その新たなコングロマリットには、新しい社名が必要だった。そして、欧州の各グループと同様、タペストリーの社名の下で、2つのブランド名は今後も維持されることになる。フォーブス電子版の寄稿者であり、小売業界のニュースを伝えるザ・ロビン・リポートの創業者ロビン・ルイスによれば、「ブランドのポートフォリオを構築しようとするルイスCEOの考えは正しい」。さらに、こうした同CEOの考えは、「同社が今後もさらなる企業買収を行っていくことを示唆している」という。

こうした企業モデルは、米国の高級ブランドとしては新しいものだ。だが、米国ではアパレル企業のVFコーポレーションがすでに、この形態の構築によって成功を収めている。さらに、タペストリーの最大の競争相手であり、コーチのケイト・スペード買収とほぼ同時期に高級靴ブランドのジミー・チュウ買収を決めたマイケル・コースもまた、同様の戦略を掲げているとされる。
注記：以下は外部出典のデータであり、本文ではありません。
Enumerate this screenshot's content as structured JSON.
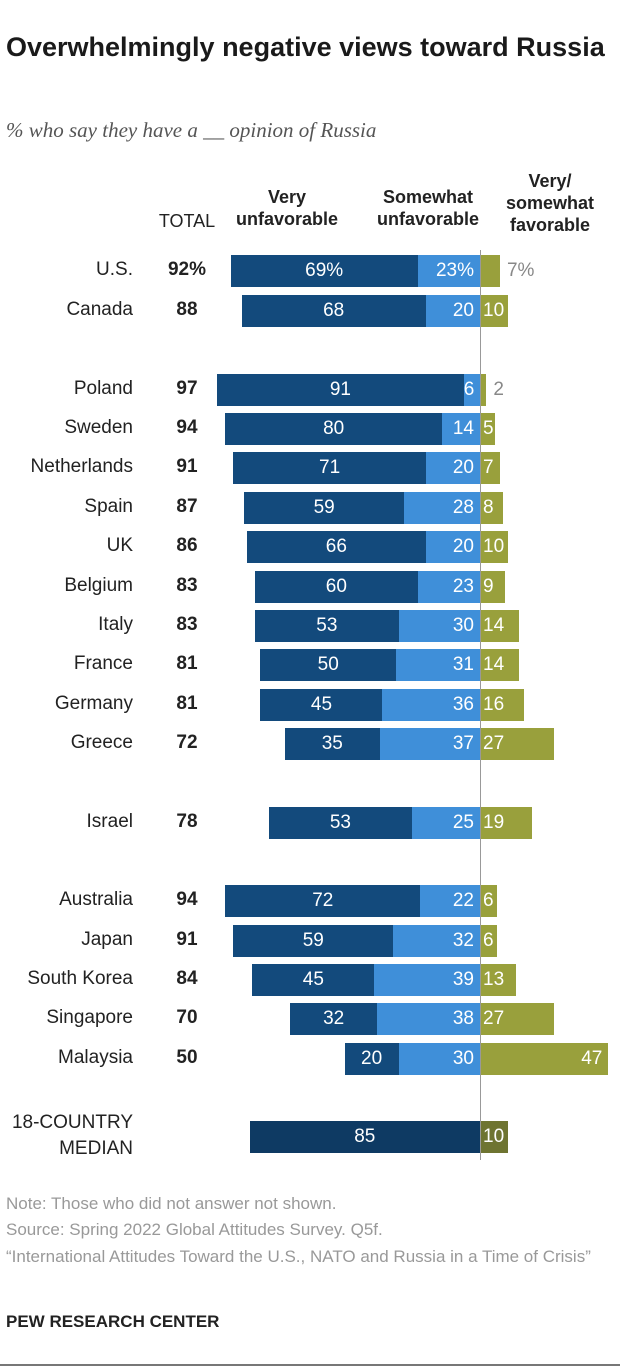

タペストリーとマイケル・コースはどちらも、買収を検討する相手企業は米国に限らない方針と見られる。ロビン・ルイスによれば、「単一ブランドが無限に成長を続けていくことは不可能だ」。小売・ファッション業界の公開企業が現在の市場において成長を維持するためには、これが唯一の戦略だという。

問題は「需要と競争」

だが、コンサルティング会社の米ヴァーヴ・マーケティング&デザイン(Verve Marketing & Design)の創業者でコンサルタントのダイアン・レモナイズは、この戦略がタペストリーの命綱になるのかどうかは分からないと指摘する。

「・・・一つに縫い合わせられたブランドは、全て一緒に沈んでしまうかもしれない」

ソーシャルメディア上のコーチのフォロワーや投資家らも、レモナイズと同じ見方のようだ。市場と富裕層の消費者意識・行動に関する調査を専門とする筆者もまた、世界が今以上に高級ブランドのコングロマリットを必要としているかどうかについては懐疑的だ。

だが、一方で筆者は、需要や各社の業績から見れば、単一ブランドの長期的な成長維持は困難だとするルイスに意見に同感だ。タペストリーのビジョンの成功の鍵を握るのは、国内外の次世代の消費者たちに、高級ブランドの商品を欲しいと思ってもらえるかどうかにかかっている。

ただし、今後のタペストリーを待ち受けているのは、恐らく同社が考える以上に激しい競争だろう。容赦ないLVMHグループやケリング、リシュモンに立ち向かうことになるのだ。